L’abbandono degli indigeni nella pandemia corrisponde a genocidio. L’appello dell’antropologo UFMG

Lasciare soli gli indigeni a combattere la pandemia è una politica di genocidio. A dirlo è Rogério do Pateo, antropologo dell'UFMG

Lasciare soli gli indigeni a combattere la pandemia è una politica di genocidio. A dirlo è Rogério do Pateo, professore del Dipartimento di Antropologia e Archeologia dell’UFMG che spiega come le attività minerarie in Amazzonia, introducono il Covid-19 nei villaggi e minacciano la vita del popolo Yanomami e non solo.

Secondo l’antropologo è in corso una vera e propria violazione dei diritti umani ai danni delle tribù indigene e responsabile è il governo di Bolsonaro che non sta di fatto tutelando le comunità durante la pandemia.

Più di cinquemila indigeni Yanomami potrebbero essere infettati da Covid-19 nei villaggi vicino alle aree minerarie dell’Amazzonia, se non vengono prese misure per contenere la diffusione della malattia nella regione. Cioè il 40% della popolazione è a rischio. È quanto emerge da uno studio dell’Istituto Socio-Ambientale (ISA), con la partecipazione di ricercatori dell’UFMG e della Fondazione Oswaldo Cruz (Fiocruz), dopo che, in poche settimane, sono stati segnalati 174 casi di coronavirus tra gli Yanomami e cinque morti.

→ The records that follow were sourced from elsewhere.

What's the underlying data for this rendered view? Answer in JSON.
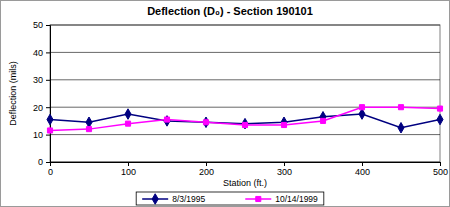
{
  "chart_data": {
    "type": "line",
    "title": "Deflection (D₀) - Section 190101",
    "x_label": "Station (ft.)",
    "y_label": "Deflection (mils)",
    "x": [
      0,
      50,
      100,
      150,
      200,
      250,
      300,
      350,
      400,
      450,
      500
    ],
    "xlim": [
      0,
      500
    ],
    "xticks": [
      0,
      100,
      200,
      300,
      400,
      500
    ],
    "ylim": [
      0,
      50
    ],
    "yticks": [
      0,
      10,
      20,
      30,
      40,
      50
    ],
    "grid": true,
    "legend": "bottom",
    "series": [
      {
        "name": "8/3/1995",
        "color": "#000080",
        "marker": "diamond",
        "values": [
          15.5,
          14.5,
          17.5,
          15,
          14.5,
          14,
          14.5,
          16.5,
          17.5,
          12.5,
          15.5
        ]
      },
      {
        "name": "10/14/1999",
        "color": "#ff00ff",
        "marker": "square",
        "values": [
          11.5,
          12,
          14,
          15.5,
          14.5,
          13.5,
          13.5,
          15,
          20,
          20,
          19.5
        ]
      }
    ]
  }
}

Ma la pandemia sta sterminando anche un altro popolo, quello dei quilombolas che vivono in Brasile e sono una comunità di afro-indigeni formata da ex schiavi dalle piantagioni. Attualmente nel paese ci sono oltre mille quilombola infettati dal nuovo coronavirus e 126 sono morti.

La situazione nei villaggi è molto grave soprattutto perché gli indigeni hanno difese immunitarie basse, non hanno strutture idonee per curarsi e sono stati lasciati da soli da parte del governo di Bolsonaro. In un’intervista, il professor Rogério do Pateo del Dipartimento di Antropologia e Archeologia dell’UFMG, ha spiegato i rischi posti dalle attività minerarie per la salute delle popolazioni indigene.

“Minatori, allevatori e cercatori d’oro sono veicolo di vari tipi di malattie, anche prima del Covid-19, come la malaria. La presenza di miniere d’oro nelle terre indigene genera anche molti altri tipi di violenza, come molestie e stupri sessuali e problemi ambientali. Di conseguenza, ci sono complicazioni sanitarie e nutrizionali per la salute degli indigeni”, spiega l’antropologo.

La situazione sanitaria nei villaggi Yanomami, che era già precaria, adesso è ancora più preoccupante. “La terra degli Yanomami è estesa e coperta da una fitta foresta, con pochi accessi, il che rende difficile raggiungere le persone che vivono in questi territori. Oltre alla vulnerabilità biologica in relazione alle malattie ‘esterne’, la struttura della loro società implica una grande circolazione tra i villaggi, per scambiare conoscenze e oggetti, aumentando le possibilità di diffusione del virus. Molti vivono in case collettive, dove c’è una costante comunione di utensili e cibo, rendendo difficile l’isolamento”, dice ancora.

Per il professore e antropologo dell’UFMG l’atteggiamento del governo federale è sbagliato. “Queste miniere sono il risultato di invasioni illegali, lo Stato non ha alcun controllo sulle persone che entrano nel territorio. Mentre il governo cerca di legalizzare l’esplorazione mineraria in queste aree, sotto il tavolo c’è un totale smantellamento della struttura di controllo e ispezione. Bisogna intervenire al più preso per evitare un vero e proprio genocidio”.